Pensions - Articles - £100bn of investment risk carried in FTSE 350 DB Pensions


A new report from Lincoln Pensions, the UK specialist pensions advisory business has revealed that the FTSE 350 is carrying considerable financial risk within its defined benefit (“DB”) pension schemes (“Pension Schemes”). Lincoln Pensions estimates that they are underwriting almost £100bn of investment risk (being the aggregate Value-at-Risk of Pension Schemes of constituent companies in the FTSE 350) in their Pension Schemes.

     
  1.   Some of the Pension Schemes most reliant on their sponsors are taking the greatest risks
  2.  
  3.   Pension Regulator’s guidance not being reflected in practice
 As well as examining the extent of the investment risk that sits within the FTSE 350, the study assesses how the investment risk supported by FTSE 350 members is distributed across this population and how it varies according to level of dependence a pension scheme places on the employer support that underwrites it (“Employer Dependence”) and the strength of that employer support (“Employer Covenant”). The findings show that Pension Schemes that have the highest Employer Dependence relative to their Employer Covenant have among the highest allocations of riskier Return Seeking Assets indicating that schemes may be trying to invest their way to full funding. In doing this they may be taking too much Investment Risk relative to the Employer Covenant rather than seeking increased contributions from their employers.
  
 The key findings of the research are:
  
 The FTSE 350 carries considerable financial risk in DB Pension Schemes
     
  1.   The FTSE 350 members, 225 of whom have Pension Schemes, disclose an aggregate accounting deficit of approximately £72bn as at their most recent accounting dates.
  2.  
  3.   Lincoln Pensions estimates that they are also underwriting approaching £100bn of investment risk (being the aggregate Value-at-Risk of Pension Schemes of constituent companies in the FTSE 350) in their Pension Schemes.

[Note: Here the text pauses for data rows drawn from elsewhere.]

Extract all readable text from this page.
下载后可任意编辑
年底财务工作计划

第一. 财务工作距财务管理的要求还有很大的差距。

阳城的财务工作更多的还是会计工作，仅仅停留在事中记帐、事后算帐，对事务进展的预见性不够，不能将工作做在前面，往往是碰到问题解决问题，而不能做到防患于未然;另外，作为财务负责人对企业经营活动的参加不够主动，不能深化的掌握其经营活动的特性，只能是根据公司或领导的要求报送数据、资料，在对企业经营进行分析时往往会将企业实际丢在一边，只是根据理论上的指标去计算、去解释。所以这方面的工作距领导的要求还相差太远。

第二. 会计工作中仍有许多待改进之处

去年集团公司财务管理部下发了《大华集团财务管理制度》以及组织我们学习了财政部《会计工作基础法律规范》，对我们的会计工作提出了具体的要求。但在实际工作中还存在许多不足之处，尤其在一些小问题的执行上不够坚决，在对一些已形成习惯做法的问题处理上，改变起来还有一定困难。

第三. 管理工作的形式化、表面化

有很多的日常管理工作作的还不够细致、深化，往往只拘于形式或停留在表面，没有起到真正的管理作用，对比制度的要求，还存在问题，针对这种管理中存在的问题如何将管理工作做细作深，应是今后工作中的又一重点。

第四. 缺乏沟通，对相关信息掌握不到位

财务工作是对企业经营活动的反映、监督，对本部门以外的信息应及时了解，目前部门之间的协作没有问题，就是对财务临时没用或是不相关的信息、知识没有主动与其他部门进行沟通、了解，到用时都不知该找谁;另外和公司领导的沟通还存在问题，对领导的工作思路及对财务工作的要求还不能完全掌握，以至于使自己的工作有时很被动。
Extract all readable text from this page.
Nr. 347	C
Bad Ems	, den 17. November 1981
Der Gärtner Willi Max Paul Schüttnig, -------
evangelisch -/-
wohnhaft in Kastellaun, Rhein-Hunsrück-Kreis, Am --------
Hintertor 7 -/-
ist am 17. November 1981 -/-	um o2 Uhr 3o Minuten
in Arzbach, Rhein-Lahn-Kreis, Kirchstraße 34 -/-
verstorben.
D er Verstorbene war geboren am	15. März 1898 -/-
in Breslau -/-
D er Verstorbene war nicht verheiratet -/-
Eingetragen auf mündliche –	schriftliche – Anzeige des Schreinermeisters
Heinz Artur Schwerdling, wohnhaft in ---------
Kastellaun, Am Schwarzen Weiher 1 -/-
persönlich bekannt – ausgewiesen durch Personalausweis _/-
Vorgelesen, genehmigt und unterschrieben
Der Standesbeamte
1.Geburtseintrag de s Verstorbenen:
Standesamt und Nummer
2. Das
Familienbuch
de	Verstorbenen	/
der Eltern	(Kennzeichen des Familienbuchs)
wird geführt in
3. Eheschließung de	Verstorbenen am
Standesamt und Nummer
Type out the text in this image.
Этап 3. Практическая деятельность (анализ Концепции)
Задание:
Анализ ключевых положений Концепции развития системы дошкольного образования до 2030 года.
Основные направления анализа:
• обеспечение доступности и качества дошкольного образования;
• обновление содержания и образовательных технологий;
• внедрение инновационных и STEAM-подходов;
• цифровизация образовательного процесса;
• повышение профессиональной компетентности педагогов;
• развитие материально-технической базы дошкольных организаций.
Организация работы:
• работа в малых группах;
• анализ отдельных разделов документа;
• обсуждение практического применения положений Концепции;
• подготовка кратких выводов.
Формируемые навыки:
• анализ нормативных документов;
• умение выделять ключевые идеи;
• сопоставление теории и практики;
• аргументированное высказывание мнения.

 This investment risk is supported by the “Employer Covenant” of the FTSE 350 members
     
  •   Lincoln Pensions believes Employer Dependence (being the aggregate of the funding deficit and the Value-at-Risk from time to time) is a key measure that Pension Schemes should assess when considering the financial capacity of the employer to underwrite the Pension Scheme (the Employer Covenant).
  •  
  •   The stronger the Employer Covenant is, the greater the capacity to support investment risk and higher Employer Dependence.
 The Pension Schemes most reliant on their supporting companies are taking the greatest risks
     
  1.   Across the FTSE350 the average share of a Pension Scheme’s assets invested in riskier Return Seeking Assets was a little over 44%.
  2.  
  3.   Lincoln Pensions found that the Pension Schemes that have the highest Employer Dependence relative to their Employer Covenant have among the highest allocations of riskier Return Seeking Assets.
  4.  
  5.   It appears such Pension Schemes may be trying to invest their way to full funding (and may be taking too much Investment Risk relative to the Employer Covenant) rather than increasing contributions from their employers.
 Little evidence that the Pension Regulator’s guidance is being reflected in practice
     
  1.   Contrary to the expectation of the Pension Regulator (“TPR”) in its Code published in July 2014, we have found limited evidence that the investment risk profile of Pension Schemes is being set in the context of the Employer Covenant standing behind it.
  2.  
  3.   This may reflect certain Pension Schemes supporting “sustainable growth” of the employer by leaving money with their sponsor rather than requiring funding for the Pension Scheme.
  4.  
  5.   But it is building up risk in the DB system by placing greater reliance on the employer to stand behind, sometimes disproportionate, investment risk.
 Commenting on the research Matthew Harrison, Managing Director of Lincoln Pensions said:
 “Building a clear picture of the risk and volatility in a scheme’s investment profile should be a key consideration for both pension trustees and employers as they assess its overall risk profile of the Pension Scheme and its reliance on employer support.
  
 “What is perhaps surprising however, is the share of Return Seeking Assets does not decrease as the schemes get larger in the context of their employer despite clear guidelines in TPR’s code of practice on Funding Defined Benefits.
  
 “We hope that this analysis may lead to scheme funding discussions which move away from the historic focus on funding today’s deficit, towards a greater understanding of investment risk volatility and a balance in the scheme’s overall risk profile.”